Roberts and Gelman asked their research subjects to look at images of children in various states of emotion — happy, angry, etc. Some of the children in the images were black. Others were white.

Research participants then viewed images of adults in these emotional states.

The skin colors and emotions of the adults in the images were reversed. So, for example, participants would see an image of a happy white kid and an image of a happy black adult, and they would see an image of angry black kid and an angry white adult.

The researchers then asked the participants which adults the kids would turn out to be, based on the images.

White adults said white kids would grow up to be white adults. Nine-year-old and 10-year-old kids also said white kids would grow up to be white adults. So did the kids from racial minorities who were 5 years old and 6 years old.

However, according to Roberts and Gelman, the white 5-year-old and 6-year-old kids tended to match emotions, not skin color. Many of the young kids answered that white angry kids would grow up to black angry adults, and that white happy kids would grow up to be black happy adults.

And thus, from their sample of 102 people, Roberts and Gelman have concluded that young white kids view race as an unstable human characteristic, which can shift as people age.

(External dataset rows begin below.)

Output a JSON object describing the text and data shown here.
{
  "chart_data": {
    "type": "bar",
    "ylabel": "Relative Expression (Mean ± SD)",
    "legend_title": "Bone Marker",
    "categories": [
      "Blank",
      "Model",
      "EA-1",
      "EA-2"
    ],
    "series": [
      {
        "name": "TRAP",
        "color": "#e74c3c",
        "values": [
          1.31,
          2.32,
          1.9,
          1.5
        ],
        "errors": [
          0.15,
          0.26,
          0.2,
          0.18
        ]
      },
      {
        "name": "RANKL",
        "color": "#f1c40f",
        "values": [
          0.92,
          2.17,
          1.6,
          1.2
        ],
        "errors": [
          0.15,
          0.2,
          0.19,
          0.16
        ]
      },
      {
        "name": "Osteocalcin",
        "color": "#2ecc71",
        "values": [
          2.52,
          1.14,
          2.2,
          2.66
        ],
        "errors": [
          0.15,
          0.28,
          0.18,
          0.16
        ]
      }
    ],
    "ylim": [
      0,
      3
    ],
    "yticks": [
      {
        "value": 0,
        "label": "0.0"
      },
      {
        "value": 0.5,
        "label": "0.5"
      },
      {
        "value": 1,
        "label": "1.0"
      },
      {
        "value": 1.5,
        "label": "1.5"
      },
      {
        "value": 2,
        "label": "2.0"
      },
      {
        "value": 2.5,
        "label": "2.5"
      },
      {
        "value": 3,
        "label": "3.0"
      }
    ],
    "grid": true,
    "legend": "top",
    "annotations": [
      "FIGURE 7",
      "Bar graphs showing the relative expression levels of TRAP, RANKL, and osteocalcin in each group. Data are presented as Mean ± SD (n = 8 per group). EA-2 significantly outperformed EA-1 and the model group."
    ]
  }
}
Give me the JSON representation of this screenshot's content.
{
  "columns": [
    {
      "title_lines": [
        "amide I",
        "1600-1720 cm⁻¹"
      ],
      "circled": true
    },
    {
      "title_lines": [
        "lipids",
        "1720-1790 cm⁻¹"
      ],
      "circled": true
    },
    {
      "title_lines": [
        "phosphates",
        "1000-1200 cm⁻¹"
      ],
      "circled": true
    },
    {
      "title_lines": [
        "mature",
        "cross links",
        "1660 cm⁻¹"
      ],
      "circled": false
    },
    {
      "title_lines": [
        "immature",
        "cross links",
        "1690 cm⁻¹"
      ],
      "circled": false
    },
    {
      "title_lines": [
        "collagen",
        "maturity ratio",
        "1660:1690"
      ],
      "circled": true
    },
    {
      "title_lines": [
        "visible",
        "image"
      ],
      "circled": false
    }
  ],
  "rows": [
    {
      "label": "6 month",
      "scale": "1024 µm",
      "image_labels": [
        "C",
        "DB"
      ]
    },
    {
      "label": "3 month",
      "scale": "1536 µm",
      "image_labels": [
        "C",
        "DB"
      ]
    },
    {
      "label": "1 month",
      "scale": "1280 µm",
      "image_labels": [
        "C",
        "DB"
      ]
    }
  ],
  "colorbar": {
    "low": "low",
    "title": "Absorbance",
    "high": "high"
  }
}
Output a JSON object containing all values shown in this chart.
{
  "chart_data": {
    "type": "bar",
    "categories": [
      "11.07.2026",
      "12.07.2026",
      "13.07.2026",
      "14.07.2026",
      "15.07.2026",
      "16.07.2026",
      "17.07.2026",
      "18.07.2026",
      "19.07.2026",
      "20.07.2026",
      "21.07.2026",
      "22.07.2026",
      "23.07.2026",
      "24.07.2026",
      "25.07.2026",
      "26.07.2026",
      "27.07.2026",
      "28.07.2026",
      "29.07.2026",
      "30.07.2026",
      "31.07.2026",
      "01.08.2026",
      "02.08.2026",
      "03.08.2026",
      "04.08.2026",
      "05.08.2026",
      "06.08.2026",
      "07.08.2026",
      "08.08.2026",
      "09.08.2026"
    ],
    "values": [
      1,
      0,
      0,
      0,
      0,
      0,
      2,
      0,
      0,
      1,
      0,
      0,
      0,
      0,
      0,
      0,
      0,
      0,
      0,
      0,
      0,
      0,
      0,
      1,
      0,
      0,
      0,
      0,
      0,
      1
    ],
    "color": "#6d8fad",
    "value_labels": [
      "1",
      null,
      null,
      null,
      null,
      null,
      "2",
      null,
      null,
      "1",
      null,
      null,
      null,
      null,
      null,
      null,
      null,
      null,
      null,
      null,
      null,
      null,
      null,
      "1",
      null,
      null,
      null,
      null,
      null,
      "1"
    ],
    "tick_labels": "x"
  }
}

“These data suggest that beliefs about racial stability vary by age and race, and that at an early age, children do not have strong beliefs about race. They don’t even believe that race is stable,” Roberts said, according to The University Record. “Because of this, white 5- to 6-year-olds may be less likely to use race as a way to discriminate against other children when selecting who to play with, for example.”

Roberts and Gelman propounded that black children may realize that skin color is a permanent thing earlier in their lives because black kids are exposed to more racial diversity in their lives whereas young white children see fewer people who aren’t white.

The study by Roberts and Gelman was funded by generous taxpayer-funded grants from both the National Institute of Child Health and Human Development and the National Science Foundation. The Ford Foundation also provided funding.

The study appears in Developmental Psychology, a journal of the American Psychological Association.

Roberts and Gelman collected their data in 2014 and 2015.